Duke implemented a test-optional policy for this year’s admissions, and 44 percent of the applicants did not submit standardized exam scores.

“I think students from every background appreciated that that their SAT or ACT scores wouldn’t keep them from being competitive applicants,” Guttentag said. “We’re continuing our test-optional policy for the coming year, and will have a chance to reassess when the next admissions year is complete.”

Just over 1,000 students have accepted admission to Duke after taking a gap year or admission through early decision, leaving only about 700 places to be filled during the regular decision process.

“Ten percent of the class entering this fall were admitted a year ago, and decided to take a gap year,” Guttentag added. “That left fewer places than usual, for both Early Decision and Regular Decision.”

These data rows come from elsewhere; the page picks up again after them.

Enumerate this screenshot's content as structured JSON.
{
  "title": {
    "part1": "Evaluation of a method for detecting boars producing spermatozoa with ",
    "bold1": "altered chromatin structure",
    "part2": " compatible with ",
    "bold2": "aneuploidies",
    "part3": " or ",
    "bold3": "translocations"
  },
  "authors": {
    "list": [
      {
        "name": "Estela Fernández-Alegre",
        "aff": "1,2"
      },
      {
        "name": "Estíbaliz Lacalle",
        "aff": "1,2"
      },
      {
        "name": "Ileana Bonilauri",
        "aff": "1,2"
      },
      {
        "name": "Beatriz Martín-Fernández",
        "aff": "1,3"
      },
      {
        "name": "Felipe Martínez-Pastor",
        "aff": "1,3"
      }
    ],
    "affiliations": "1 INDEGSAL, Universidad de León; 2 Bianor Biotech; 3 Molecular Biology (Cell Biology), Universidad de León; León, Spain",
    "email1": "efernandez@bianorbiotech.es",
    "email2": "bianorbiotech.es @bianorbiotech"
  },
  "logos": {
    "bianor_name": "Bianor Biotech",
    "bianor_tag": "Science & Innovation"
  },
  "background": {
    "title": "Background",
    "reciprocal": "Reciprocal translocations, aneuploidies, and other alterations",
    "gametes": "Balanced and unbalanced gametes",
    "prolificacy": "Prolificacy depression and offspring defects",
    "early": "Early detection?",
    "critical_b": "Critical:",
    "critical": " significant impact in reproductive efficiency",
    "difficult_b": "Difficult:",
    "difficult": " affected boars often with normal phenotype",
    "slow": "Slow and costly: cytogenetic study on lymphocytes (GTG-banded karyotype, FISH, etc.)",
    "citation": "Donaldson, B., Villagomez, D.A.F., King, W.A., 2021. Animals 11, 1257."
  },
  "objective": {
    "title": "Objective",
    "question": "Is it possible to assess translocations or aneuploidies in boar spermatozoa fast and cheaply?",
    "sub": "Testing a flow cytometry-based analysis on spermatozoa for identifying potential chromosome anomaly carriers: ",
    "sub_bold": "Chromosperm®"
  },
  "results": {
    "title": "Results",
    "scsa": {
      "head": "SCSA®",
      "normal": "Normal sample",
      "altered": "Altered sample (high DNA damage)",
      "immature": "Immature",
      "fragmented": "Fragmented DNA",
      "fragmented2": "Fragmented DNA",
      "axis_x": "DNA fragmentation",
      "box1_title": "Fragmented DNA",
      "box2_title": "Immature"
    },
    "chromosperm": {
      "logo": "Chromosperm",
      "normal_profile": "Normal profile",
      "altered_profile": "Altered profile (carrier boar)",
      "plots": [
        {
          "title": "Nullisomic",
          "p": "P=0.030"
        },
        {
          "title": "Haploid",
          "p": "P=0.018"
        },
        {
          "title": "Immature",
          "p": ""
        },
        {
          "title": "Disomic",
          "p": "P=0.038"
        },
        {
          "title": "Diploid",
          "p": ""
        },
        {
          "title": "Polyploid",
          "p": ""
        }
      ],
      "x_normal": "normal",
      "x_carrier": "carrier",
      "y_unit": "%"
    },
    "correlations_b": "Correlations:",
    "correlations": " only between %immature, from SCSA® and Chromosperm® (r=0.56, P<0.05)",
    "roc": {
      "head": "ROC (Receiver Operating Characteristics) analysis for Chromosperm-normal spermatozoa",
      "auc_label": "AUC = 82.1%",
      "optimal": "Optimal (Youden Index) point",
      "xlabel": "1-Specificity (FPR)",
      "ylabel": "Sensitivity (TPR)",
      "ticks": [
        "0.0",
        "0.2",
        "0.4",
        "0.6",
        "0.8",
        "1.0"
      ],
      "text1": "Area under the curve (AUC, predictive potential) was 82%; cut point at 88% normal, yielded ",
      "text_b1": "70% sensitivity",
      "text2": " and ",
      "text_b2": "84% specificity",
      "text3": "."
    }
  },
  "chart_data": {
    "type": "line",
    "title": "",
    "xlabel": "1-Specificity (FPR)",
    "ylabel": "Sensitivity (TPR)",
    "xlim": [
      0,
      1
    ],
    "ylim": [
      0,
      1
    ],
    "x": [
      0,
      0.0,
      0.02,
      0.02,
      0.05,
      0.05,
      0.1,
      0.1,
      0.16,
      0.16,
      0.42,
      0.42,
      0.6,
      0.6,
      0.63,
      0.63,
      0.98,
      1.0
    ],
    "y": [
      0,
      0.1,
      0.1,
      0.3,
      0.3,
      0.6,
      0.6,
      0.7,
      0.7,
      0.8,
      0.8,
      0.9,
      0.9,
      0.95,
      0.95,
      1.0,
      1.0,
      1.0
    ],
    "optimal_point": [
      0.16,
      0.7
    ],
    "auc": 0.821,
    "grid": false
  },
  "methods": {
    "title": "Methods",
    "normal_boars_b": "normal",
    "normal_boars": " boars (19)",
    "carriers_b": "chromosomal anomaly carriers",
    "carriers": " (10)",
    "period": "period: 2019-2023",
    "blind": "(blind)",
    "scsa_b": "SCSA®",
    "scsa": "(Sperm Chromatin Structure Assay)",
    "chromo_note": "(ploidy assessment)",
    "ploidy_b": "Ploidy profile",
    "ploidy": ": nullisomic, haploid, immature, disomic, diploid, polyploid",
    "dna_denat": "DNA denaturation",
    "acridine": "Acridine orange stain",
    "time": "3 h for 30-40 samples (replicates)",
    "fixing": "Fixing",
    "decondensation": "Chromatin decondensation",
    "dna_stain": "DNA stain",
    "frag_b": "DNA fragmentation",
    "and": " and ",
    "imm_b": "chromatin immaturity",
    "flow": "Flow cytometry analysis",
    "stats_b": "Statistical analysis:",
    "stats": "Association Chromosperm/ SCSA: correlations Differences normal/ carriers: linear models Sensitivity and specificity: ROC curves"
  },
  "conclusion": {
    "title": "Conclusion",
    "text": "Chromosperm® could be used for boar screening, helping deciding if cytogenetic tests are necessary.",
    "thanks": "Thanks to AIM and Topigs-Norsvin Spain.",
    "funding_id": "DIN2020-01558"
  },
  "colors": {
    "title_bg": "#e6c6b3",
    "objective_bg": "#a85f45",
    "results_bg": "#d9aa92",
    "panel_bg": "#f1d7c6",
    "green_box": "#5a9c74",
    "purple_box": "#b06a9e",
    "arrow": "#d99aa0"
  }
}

“In disruptive years like this, the percentage of students accepting our offer of admission is more difficult to predict,” Guttentag said. “I know many of our peer institutions have seen similar application increases this year, making their admissions processes more selective and less predictable.”

For U.S. citizens and permanent residents, Duke’s admissions policy is “need blind,” which means that applicants are accepted regardless of their ability to pay for college. Duke will meet 100 percent of demonstrated financial need for all admitted students requiring aid.

High school seniors apply either to the university’s Trinity College of Arts & Sciences or the Pratt School of Engineering. Trinity College applicants increased by 28 percent from the previous year, and Pratt applicants increased by 14 percent.

International applications rose 43 percent, Guttentag said.

Duke Kunshan University, located in Kunshan, China, saw a record number of international applications this year. More than 1,800 students from over 100 countries applied to join DKU’s fourth undergraduate class, up from about 900 applications last year, said Jessica Sandberg, dean of international enrollment management.